Saturday, March 15, 2014

 

opening lines


I ran into an acquaintance at a gallery a few weeks ago.  She was bright and chipper and said, "I don't know why everyone's grumbling about winter!  Winter's great, I love it!  We're in Maine, what do people expect!" As she left I thought - most uncharitably I know, and I immediately chastised myself for it - Spoken like someone who has been able to afford to go away for a vacation... then I drove home slowly in the flying snow.  Now, I do love winter.  And lord knows I love Maine.  And it's no one's fault that all our extra money this year was hoovered up by furnace repairs and heating oil bills and car repairs and family emergencies and on and on - that's what's happening all over.  BUT.  For the record.  This year, due to what many are calling "global weirding," we here in Maine have experienced January weather not only in January where it belongs, and where it is bearable and expected and character-building and we can even be proud of its severity, but also in December, February, and now March.  Zero at night, bitter days, lots of snow and ice.  On it goes.  We finally threw in the towel.  Just gave up.  There was no alternative.  Ryan's been sick for two weeks and I've been sick for one week, with ridiculous lingering colds.  So disheartening.  Ryan went back to work after a few days at home, since everyone he works with has it too.  Since I work at home, here I am anyway, with zero ambition.  Thank god I can still read.

Although after getting sick my reading took a left turn at Albuquerque and it seems that I am finished with Samuel Clemens for the time being.  When this cold first loomed I wanted nothing more to do with anything I didn't already know and love well in advance, so I curled up with a big stack of old favorites, among them China Court:  The Hours of a Country House by Rumer Godden (Viking 1961) and Shine On, Bright & Dangerous Object by Laurie Colwin (Viking 1975).  Both novels have fantastic opening lines, and both begin - boom! - with the deaths of major characters.

China Court:

"Old Mrs.
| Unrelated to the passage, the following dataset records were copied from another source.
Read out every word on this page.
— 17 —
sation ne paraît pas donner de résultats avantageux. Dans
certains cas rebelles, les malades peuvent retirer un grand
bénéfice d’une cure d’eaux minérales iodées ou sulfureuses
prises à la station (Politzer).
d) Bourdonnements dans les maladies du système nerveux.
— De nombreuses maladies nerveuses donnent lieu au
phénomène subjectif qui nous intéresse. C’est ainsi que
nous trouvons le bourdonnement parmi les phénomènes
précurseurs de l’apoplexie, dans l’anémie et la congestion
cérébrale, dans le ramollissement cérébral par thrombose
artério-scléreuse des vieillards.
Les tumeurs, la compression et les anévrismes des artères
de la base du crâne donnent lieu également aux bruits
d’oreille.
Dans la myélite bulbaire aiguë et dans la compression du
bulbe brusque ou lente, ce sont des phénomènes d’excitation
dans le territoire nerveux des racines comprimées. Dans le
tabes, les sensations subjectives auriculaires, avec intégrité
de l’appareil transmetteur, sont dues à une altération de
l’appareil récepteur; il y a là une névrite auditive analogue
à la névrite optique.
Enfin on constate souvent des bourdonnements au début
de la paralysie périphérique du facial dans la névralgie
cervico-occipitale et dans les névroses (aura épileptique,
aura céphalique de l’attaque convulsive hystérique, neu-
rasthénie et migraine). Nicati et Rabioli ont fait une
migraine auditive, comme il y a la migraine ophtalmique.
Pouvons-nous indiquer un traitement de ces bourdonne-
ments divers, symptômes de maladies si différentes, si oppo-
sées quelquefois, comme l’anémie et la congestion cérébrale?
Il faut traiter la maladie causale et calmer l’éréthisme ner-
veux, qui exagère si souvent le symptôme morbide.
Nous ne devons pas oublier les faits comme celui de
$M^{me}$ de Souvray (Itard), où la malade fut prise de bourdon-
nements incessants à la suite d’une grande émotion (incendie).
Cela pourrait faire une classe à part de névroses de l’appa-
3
Quin died in her sleep in the early hours of an August morning."

Shine On, Bright & Dangerous Object:

"My husband died sailing off the coast of Maine, leaving me a widow at the age of twenty-seven."

How can you not want to read on, in either case?  You're right in the thick of the action, from the get-go.  And despite their stark beginnings neither are about death, rather they are about life going on, relentlessly and passionately.  Which it does do.  To wit, last November, over the course of one of the last warm afternoons in living memory, I planted several hundred bulbs in a garden bed I'd dug out from the base of the low stone wall on the south side of our house.  Crocuses, narcissus, daffodils - many colors and varieties - the dry bulbs got mixed together in a big paper bag then planted all along the wall and mulched with compost and dried leaves.  The guy at the garden store said, when I bought them, "You'll be glad you did!"  And now, oh I am.  I know they're still there, under two feet of ice and snow at the moment, but soon - soon lord? - the sun will warm the granite wall and the wall will melt the ice and snow and the bulbs will send up their first green shoots.  Those very first signs of spring are their own wonderful opening lines.  You read them with delight and gratitude, and can't wait for the rest of the story.